Purpose : CLN2 type Batten Disease is a fatal neurodegenerative condition of childhood that is associated with retinal dystrophy and blindness. Intracerebroventricular infusion of Cerliponase alfa (rhTPP1) greatly slows the rate of neurodegenerative decline, but not retinopathy. In 2020 intravitreal administration of Cerliponase alfa was shown to slow retinal degeneration in a canine model of CLN2. We report a first-in-man compassionate use programme of intravitreal Cerliponase alfa for the treatment of CLN2 type Batten Disease associated retinal dystrophy.

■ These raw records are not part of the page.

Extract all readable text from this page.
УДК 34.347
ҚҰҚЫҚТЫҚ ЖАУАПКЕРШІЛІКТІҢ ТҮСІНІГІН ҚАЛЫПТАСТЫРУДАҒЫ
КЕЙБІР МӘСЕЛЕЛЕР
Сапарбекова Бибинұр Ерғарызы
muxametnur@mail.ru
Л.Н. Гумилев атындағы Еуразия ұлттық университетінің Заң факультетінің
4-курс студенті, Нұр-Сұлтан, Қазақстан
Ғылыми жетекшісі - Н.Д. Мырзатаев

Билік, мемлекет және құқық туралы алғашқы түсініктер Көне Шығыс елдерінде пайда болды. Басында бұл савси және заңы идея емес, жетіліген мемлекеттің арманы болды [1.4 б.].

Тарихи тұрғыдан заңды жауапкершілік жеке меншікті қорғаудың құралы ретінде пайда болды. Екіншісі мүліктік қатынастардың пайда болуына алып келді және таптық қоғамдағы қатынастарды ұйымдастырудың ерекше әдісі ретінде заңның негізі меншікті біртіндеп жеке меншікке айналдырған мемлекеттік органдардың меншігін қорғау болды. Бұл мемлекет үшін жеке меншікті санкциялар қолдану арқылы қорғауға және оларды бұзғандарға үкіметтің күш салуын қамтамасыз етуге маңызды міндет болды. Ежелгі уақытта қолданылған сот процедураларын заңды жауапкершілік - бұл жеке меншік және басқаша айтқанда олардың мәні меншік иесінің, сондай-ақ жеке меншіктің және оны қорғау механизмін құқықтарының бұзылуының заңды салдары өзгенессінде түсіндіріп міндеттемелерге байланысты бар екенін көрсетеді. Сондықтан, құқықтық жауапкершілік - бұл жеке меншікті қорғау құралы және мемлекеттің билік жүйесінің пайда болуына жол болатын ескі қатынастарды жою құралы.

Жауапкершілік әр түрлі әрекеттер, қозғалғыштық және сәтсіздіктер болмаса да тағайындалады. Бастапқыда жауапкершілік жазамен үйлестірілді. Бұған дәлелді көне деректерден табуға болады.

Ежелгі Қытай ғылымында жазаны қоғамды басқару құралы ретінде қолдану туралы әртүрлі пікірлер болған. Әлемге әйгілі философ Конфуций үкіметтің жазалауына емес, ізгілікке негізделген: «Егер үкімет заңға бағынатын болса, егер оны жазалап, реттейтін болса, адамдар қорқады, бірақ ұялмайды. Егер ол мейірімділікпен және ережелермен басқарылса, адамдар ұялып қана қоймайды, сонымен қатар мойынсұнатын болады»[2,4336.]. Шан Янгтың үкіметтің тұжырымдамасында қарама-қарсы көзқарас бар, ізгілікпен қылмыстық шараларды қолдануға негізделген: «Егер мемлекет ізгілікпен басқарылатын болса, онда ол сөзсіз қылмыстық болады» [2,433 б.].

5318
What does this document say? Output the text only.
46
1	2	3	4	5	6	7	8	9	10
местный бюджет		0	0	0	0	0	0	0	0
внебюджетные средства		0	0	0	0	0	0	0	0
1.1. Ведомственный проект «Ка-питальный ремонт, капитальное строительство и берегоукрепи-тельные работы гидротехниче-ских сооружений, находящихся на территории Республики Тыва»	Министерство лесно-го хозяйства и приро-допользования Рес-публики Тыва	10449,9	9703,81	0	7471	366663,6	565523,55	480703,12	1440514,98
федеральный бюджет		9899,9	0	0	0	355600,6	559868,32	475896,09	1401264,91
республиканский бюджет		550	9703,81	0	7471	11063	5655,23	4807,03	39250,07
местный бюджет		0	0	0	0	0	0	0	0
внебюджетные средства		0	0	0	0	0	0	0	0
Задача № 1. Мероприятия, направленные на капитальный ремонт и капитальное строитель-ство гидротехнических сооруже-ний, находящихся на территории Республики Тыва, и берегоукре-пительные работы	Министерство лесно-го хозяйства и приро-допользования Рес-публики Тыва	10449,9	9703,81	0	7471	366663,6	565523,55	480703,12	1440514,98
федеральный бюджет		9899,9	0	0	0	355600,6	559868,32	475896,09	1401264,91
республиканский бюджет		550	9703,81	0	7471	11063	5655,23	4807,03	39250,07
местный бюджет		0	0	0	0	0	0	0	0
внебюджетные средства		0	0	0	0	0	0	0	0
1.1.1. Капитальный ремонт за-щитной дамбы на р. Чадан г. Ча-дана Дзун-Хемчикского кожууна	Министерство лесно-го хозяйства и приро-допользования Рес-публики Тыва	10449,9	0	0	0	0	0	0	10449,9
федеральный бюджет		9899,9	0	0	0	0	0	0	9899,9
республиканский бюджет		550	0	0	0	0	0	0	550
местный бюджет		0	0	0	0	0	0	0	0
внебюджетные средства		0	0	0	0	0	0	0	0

Methods : 8 children aged 5-9 with genetically and clinically confirmed CLN2 Batten Disease were prospectively recruited. Our most severely affected patients were enrolled provided that they had some residual visual behaviours. The patients underwent 8-weekly intravitreal injections of rhTPP1 (0.2mg in 0.05ml) into the right eye for 12 to 18 months. The left eye was untreated and acts as a paired control.

The primary outcome was safety based on the clinical detection of intraocular complications.

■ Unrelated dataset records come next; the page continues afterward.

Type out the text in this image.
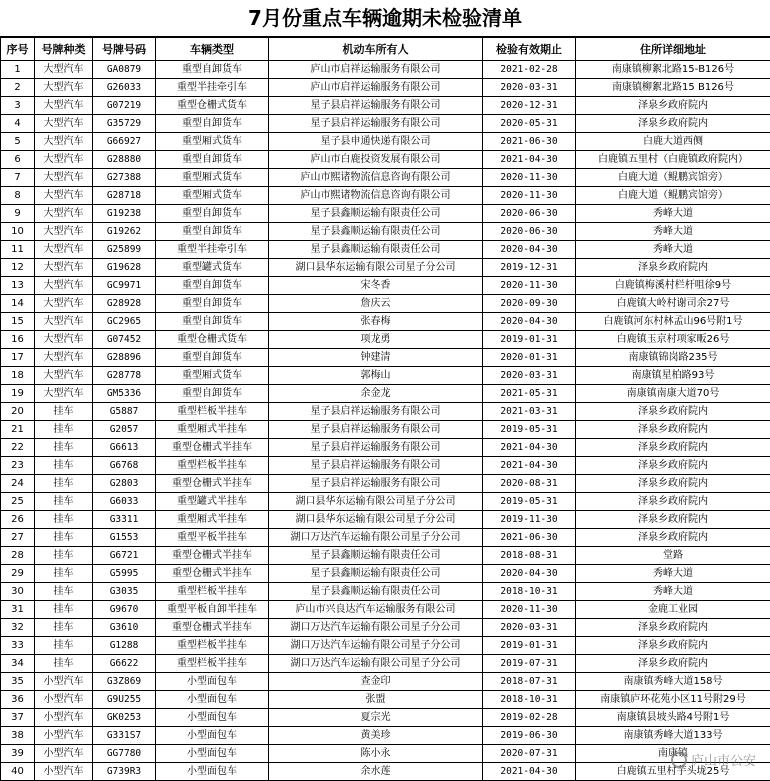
7月份重点车辆逾期未检验清单
序号	号牌种类	号牌号码	车辆类型	机动车所有人	检验有效期止	住所详细地址
1	大型汽车	GA0879	重型自卸货车	庐山市启祥运输服务有限公司	2021-02-28	南康镇柳絮北路15-B126号
2	大型汽车	G26033	重型半挂牵引车	庐山市启祥运输服务有限公司	2020-03-31	南康镇柳絮北路15 B126号
3	大型汽车	G07219	重型仓栅式货车	星子县启祥运输服务有限公司	2020-12-31	泽泉乡政府院内
4	大型汽车	G35729	重型自卸货车	星子县启祥运输服务有限公司	2020-05-31	泽泉乡政府院内
5	大型汽车	G66927	重型厢式货车	星子县申通快递有限公司	2021-06-30	白鹿大道西侧
6	大型汽车	G28880	重型自卸货车	庐山市白鹿投资发展有限公司	2021-04-30	白鹿镇五里村（白鹿镇政府院内）
7	大型汽车	G27388	重型厢式货车	庐山市熙诸物流信息咨询有限公司	2020-11-30	白鹿大道（鲲鹏宾馆旁）
8	大型汽车	G28718	重型厢式货车	庐山市熙诸物流信息咨询有限公司	2020-11-30	白鹿大道（鲲鹏宾馆旁）
9	大型汽车	G19238	重型自卸货车	星子县鑫顺运输有限责任公司	2020-06-30	秀峰大道
10	大型汽车	G19262	重型自卸货车	星子县鑫顺运输有限责任公司	2020-06-30	秀峰大道
11	大型汽车	G25899	重型半挂牵引车	星子县鑫顺运输有限责任公司	2020-04-30	秀峰大道
12	大型汽车	G19628	重型罐式货车	湖口县华东运输有限公司星子分公司	2019-12-31	泽泉乡政府院内
13	大型汽车	GC9971	重型自卸货车	宋冬香	2020-11-30	白鹿镇梅溪村栏杆咀徐9号
14	大型汽车	G28928	重型自卸货车	詹庆云	2020-09-30	白鹿镇大岭村谢司余27号
15	大型汽车	GC2965	重型自卸货车	张春梅	2020-04-30	白鹿镇河东村林孟山96号附1号
16	大型汽车	G07452	重型仓栅式货车	项龙勇	2019-01-31	白鹿镇玉京村项家畈26号
17	大型汽车	G28896	重型自卸货车	钟建清	2020-01-31	南康镇锦岗路235号
18	大型汽车	G28778	重型厢式货车	郭梅山	2020-03-31	南康镇星柏路93号
19	大型汽车	GM5336	重型自卸货车	余金龙	2021-05-31	南康镇南康大道70号
20	挂车	G5887	重型栏板半挂车	星子县启祥运输服务有限公司	2021-03-31	泽泉乡政府院内
21	挂车	G2057	重型厢式半挂车	星子县启祥运输服务有限公司	2019-05-31	泽泉乡政府院内
22	挂车	G6613	重型仓栅式半挂车	星子县启祥运输服务有限公司	2021-04-30	泽泉乡政府院内
23	挂车	G6768	重型栏板半挂车	星子县启祥运输服务有限公司	2021-04-30	泽泉乡政府院内
24	挂车	G2803	重型仓栅式半挂车	星子县启祥运输服务有限公司	2020-08-31	泽泉乡政府院内
25	挂车	G6033	重型罐式半挂车	湖口县华东运输有限公司星子分公司	2019-05-31	泽泉乡政府院内
26	挂车	G3311	重型厢式半挂车	湖口县华东运输有限公司星子分公司	2019-11-30	泽泉乡政府院内
27	挂车	G1553	重型平板半挂车	湖口万达汽车运输有限公司星子分公司	2021-06-30	泽泉乡政府院内
28	挂车	G6721	重型仓栅式半挂车	星子县鑫顺运输有限责任公司	2018-08-31	堂路
29	挂车	G5995	重型仓栅式半挂车	星子县鑫顺运输有限责任公司	2020-04-30	秀峰大道
30	挂车	G3035	重型栏板半挂车	星子县鑫顺运输有限责任公司	2018-10-31	秀峰大道
31	挂车	G9670	重型平板自卸半挂车	庐山市兴良达汽车运输服务有限公司	2020-11-30	金鹿工业园
32	挂车	G3610	重型仓栅式半挂车	湖口万达汽车运输有限公司星子分公司	2020-03-31	泽泉乡政府院内
33	挂车	G1288	重型栏板半挂车	湖口万达汽车运输有限公司星子分公司	2019-01-31	泽泉乡政府院内
34	挂车	G6622	重型栏板半挂车	湖口万达汽车运输有限公司星子分公司	2019-07-31	泽泉乡政府院内
35	小型汽车	G3Z869	小型面包车	查金印	2018-07-31	南康镇秀峰大道158号
36	小型汽车	G9U255	小型面包车	张盟	2018-10-31	南康镇庐环花苑小区11号附29号
37	小型汽车	GK0253	小型面包车	夏宗光	2019-02-28	南康镇县坡头路4号附1号
38	小型汽车	G331S7	小型面包车	黄美珍	2019-06-30	南康镇秀峰大道133号
39	小型汽车	GG7780	小型面包车	陈小永	2020-07-31	南康镇
40	小型汽车	G739R3	小型面包车	余水莲	2021-04-30	白鹿镇五里村芋头垅25号
庐山市公安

A secondary outcome was paracentral macular volume (PMV), measured by spectral domain OCT (Heidelberg Spectralis Flex). Linear regression / paired t tests were used to compare rates of decline.

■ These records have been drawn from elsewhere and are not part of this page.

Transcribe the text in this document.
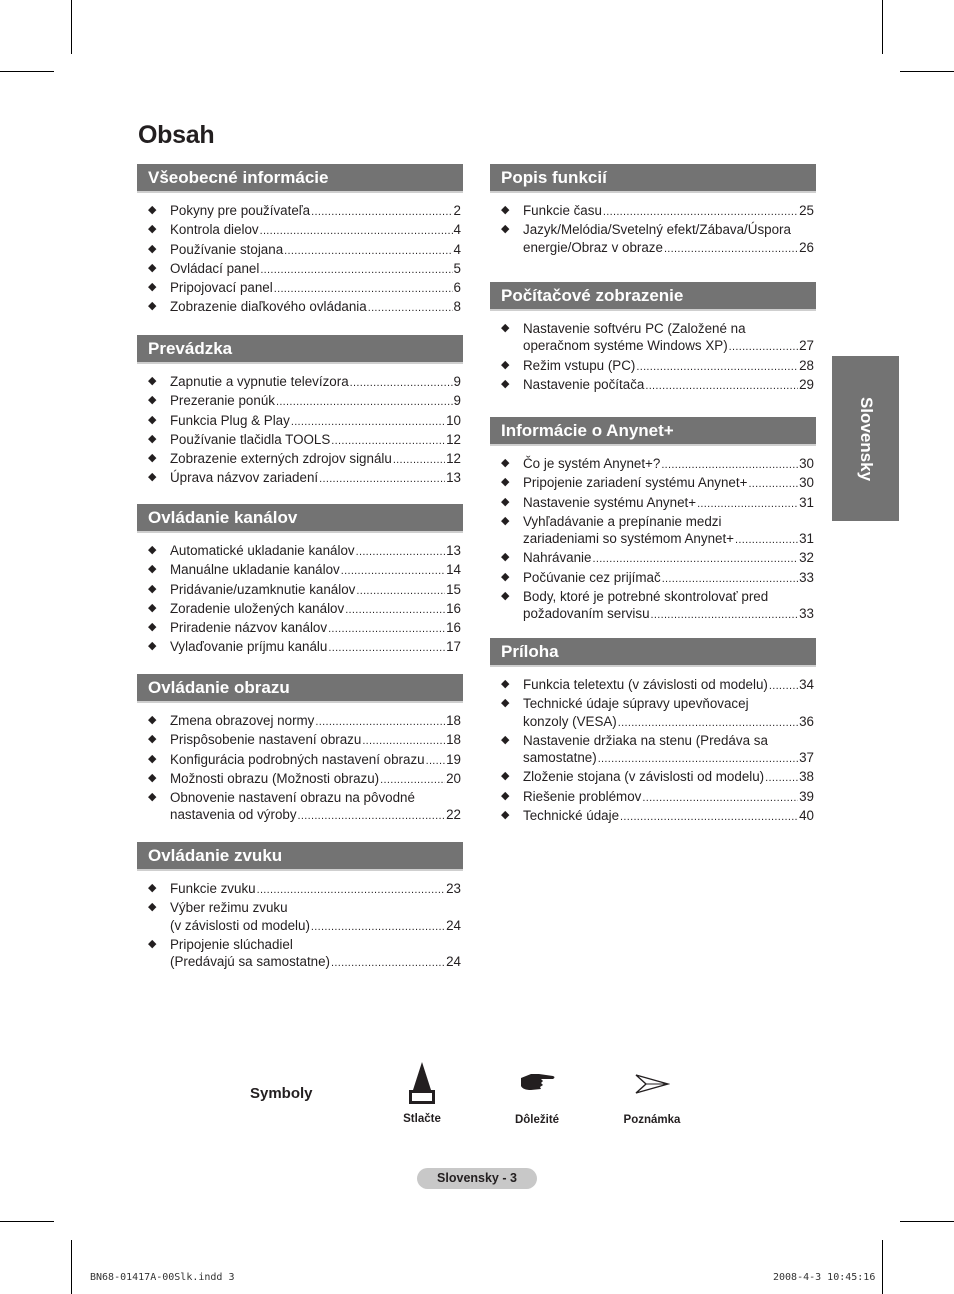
Obsah
Všeobecné informácie
◆ Pokyny pre používateľa .....	2
◆ Kontrola dielov .....	4
◆ Používanie stojana .....	4
◆ Ovládací panel .....	5
◆ Pripojovací panel .....	6
◆ Zobrazenie diaľkového ovládania .....	8
Prevádzka
◆ Zapnutie a vypnutie televízora .....	9
◆ Prezeranie ponúk .....	9
◆ Funkcia Plug & Play .....	10
◆ Používanie tlačidla TOOLS .....	12
◆ Zobrazenie externých zdrojov signálu .....	12
◆ Úprava názvov zariadení .....	13
Ovládanie kanálov
◆ Automatické ukladanie kanálov .....	13
◆ Manuálne ukladanie kanálov .....	14
◆ Pridávanie/uzamknutie kanálov .....	15
◆ Zoradenie uložených kanálov .....	16
◆ Priradenie názvov kanálov .....	16
◆ Vylaďovanie príjmu kanálu .....	17
Ovládanie obrazu
◆ Zmena obrazovej normy .....	18
◆ Prispôsobenie nastavení obrazu .....	18
◆ Konfigurácia podrobných nastavení obrazu ..... 19
◆ Možnosti obrazu (Možnosti obrazu) .....	20
◆ Obnovenie nastavení obrazu na pôvodné
nastavenia od výroby .....	22
Ovládanie zvuku
◆ Funkcie zvuku .....	23
◆ Výber režimu zvuku
(v závislosti od modelu) .....	24
◆ Pripojenie slúchadiel
(Predávajú sa samostatne) .....	24
Popis funkcií
◆ Funkcie času .....	25
◆ Jazyk/Melódia/Svetelný efekt/Zábava/Úspora
energie/Obraz v obraze .....	26
Počítačové zobrazenie
◆ Nastavenie softvéru PC (Založené na
operačnom systéme Windows XP) .....	27
◆ Režim vstupu (PC) .....	28
◆ Nastavenie počítača .....	29
Informácie o Anynet+
◆ Čo je systém Anynet+? .....	30
◆ Pripojenie zariadení systému Anynet+ .....	30
◆ Nastavenie systému Anynet+ .....	31
◆ Vyhľadávanie a prepínanie medzi
zariadeniami so systémom Anynet+ .....	31
◆ Nahrávanie .....	32
◆ Počúvanie cez prijímač .....	33
◆ Body, ktoré je potrebné skontrolovať pred
požadovaním servisu .....	33
Príloha
◆ Funkcia teletextu (v závislosti od modelu) ..... 34
◆ Technické údaje súpravy upevňovacej
konzoly (VESA) .....	36
◆ Nastavenie držiaka na stenu (Predáva sa
samostatne) .....	37
◆ Zloženie stojana (v závislosti od modelu) .....	38
◆ Riešenie problémov .....	39
◆ Technické údaje .....	40
Slovensky
Symboly
Stlačte	Dôležité	Poznámka
Slovensky - 3
BN68-01417A-00Slk.indd 3	2008-4-3 10:45:16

Results : Participants had between 6 and 8 intravitreal injections over 12 - 18 months. No adverse reactions (uveitis, raised IOP or media opacity) have been detected. The mean baseline PMV was 1.28 mm^3 (right),1.27 mm^3 (left).

3 patients exhibited progressive retinal thinning in both eyes (p<0.05), whereas retinal volume was stable bilaterally in 5 patients. Only patients younger than 8yrs exhibited active degeneration. In these 3 'active' patients, the rate of PMV loss was slower in the treated vs. the untreated eye (p=0.000042, p=0.0011, p=0.00022). The mean volume loss in the same patients was 14.4% (right), 21.2% (left), p<0.05.

Conclusions : Treatment with intravitreal rhTPP1 appears to be safe. Rapid retinal thinning was seen in both eyes of 3 of our youngest patients, confirming that these patients are in the active degenerative phase of the disease. In these 3 patients, treatment with intravitreal rhTPP1 reduced the rate of retinal volume loss.Intravitreal rhTPP1 appears to be a safe and effective treatment for CLN-2 related retinopathy, however commencement of treatment early in the course of disease is required for efficacy.

This abstract was presented at the 2023 ARVO Annual Meeting, held in New Orleans, LA, April 23-27, 2023.